Est-ce qu’il y a des moments dans la saison, ou tu te sens que l’aspect mental te coûte plus, te fait plus défaut ?

Je pense que les moments qui peuvent être dur c’est quand j’ai des grosses chances à la fois au niveau scolaire et au niveau sportif, c’est un peu dur à tout gérer et quand je perds un peu les pédales sur ces deux points des fois mentalement c’est compliqué.

Tu combines le haut niveau avec les études. Comment gère-tu la charge mentale globale ?

C’est vrai que c’est pas facile parce que moi, dans ma saison sportive, en général, les compétitions les plus importantes arrivent en même temps que les gros partiels, les gros examens. C’est des moments difficiles à passer, j’essaie toujours de me dire que ça va se calmer, que je vais peut-être pouvoir souffler un petit peu au niveau des cours, donc j’essaie de passer tout ça comme ça

Aujourd’hui, si tu avais accès à l’accompagnement en préparation mentale, qu’est-ce que tu aimerais qu’il t’apporte en priorité ?

Aujourd’hui, si j’étais amenée à retravailler avec un préparateur mental, je pense que j’aimerais vraiment travailler, encore plus en profondeur, sur les aspects de confiance en soi, de comment réagir lorsqu’on doute en compétition, pour directement se remobiliser. Parce que je pense que c’est vraiment les deux points qui me font le plus défaut, et je pense pas qu’à moi d’ailleurs, et c’est quelque chose qui peut être vraiment primordial en compétition et en championnat.

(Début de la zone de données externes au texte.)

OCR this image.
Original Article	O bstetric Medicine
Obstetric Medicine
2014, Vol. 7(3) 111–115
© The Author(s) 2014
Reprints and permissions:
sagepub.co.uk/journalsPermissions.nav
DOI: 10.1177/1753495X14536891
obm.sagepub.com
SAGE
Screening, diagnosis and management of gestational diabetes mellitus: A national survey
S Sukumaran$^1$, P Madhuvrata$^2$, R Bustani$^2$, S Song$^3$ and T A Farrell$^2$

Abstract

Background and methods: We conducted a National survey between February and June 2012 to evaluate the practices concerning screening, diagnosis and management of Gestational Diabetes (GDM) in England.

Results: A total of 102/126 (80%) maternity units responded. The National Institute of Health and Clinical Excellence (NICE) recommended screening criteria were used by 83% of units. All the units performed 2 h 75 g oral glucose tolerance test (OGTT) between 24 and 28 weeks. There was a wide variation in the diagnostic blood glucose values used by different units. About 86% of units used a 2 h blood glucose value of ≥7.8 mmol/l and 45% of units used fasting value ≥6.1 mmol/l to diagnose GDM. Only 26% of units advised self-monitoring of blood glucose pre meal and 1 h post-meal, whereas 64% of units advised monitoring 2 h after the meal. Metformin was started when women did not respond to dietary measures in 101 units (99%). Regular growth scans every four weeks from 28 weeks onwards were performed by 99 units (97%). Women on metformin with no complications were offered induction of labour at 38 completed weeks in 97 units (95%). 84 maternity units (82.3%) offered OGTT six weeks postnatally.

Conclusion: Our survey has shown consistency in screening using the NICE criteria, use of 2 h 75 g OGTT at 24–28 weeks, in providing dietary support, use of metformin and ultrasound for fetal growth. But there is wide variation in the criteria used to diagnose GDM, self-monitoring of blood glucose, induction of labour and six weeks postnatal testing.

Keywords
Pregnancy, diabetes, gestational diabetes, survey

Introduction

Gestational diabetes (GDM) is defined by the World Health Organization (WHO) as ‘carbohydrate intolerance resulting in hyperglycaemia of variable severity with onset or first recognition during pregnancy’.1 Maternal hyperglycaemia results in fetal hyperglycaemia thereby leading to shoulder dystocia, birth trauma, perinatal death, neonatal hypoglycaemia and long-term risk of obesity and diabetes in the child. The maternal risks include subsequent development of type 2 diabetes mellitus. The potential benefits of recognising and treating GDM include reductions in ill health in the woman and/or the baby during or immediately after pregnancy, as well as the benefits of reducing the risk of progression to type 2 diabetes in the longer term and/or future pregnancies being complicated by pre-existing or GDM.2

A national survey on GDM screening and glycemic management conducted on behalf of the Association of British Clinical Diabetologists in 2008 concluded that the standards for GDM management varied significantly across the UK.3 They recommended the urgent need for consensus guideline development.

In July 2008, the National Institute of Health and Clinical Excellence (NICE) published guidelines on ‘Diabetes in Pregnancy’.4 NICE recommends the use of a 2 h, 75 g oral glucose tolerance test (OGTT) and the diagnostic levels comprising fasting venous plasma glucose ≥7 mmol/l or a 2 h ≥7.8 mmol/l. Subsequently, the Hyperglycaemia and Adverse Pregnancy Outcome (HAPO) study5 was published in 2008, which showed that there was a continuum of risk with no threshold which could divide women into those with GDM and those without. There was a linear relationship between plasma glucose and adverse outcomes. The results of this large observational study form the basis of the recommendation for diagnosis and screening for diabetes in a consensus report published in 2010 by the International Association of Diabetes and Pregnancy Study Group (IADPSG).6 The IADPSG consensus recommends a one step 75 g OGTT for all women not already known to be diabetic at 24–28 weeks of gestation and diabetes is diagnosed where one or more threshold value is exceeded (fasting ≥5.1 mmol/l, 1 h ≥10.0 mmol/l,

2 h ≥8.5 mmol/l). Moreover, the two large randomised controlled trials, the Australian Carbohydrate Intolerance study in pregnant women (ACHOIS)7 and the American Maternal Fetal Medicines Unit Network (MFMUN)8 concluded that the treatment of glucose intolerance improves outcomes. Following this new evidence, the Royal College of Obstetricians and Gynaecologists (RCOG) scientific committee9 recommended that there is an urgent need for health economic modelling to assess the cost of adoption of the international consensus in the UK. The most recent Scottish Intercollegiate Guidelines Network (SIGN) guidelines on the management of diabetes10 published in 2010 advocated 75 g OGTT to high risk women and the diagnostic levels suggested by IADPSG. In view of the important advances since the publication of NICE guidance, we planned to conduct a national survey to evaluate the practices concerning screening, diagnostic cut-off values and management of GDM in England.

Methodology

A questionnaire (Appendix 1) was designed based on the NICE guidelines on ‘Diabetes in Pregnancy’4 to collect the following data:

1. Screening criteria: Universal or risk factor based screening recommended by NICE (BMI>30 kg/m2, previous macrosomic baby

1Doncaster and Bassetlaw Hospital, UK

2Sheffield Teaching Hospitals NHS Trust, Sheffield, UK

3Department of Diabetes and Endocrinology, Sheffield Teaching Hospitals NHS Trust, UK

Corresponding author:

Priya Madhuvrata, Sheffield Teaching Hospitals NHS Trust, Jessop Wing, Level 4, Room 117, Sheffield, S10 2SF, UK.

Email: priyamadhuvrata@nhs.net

Quel(s) conseil(s) pourrais-tu donner à la jeunesse par rapport à la préparation mentale ?

Moi je dirais que c’est quelque chose qui peut vraiment être à explorer. Même si aujourd’hui ce n’est pas assez connu, je pense que c’est quelque chose qu’il faut sentir au fond de soi, si on en a besoin, d’aller se tourner vers les bonnes personnes, rencontrer les gens qui vont matcher avec nous, et qui vont vouloir vraiment travailler sur les aspects qu’on a besoin de travailler.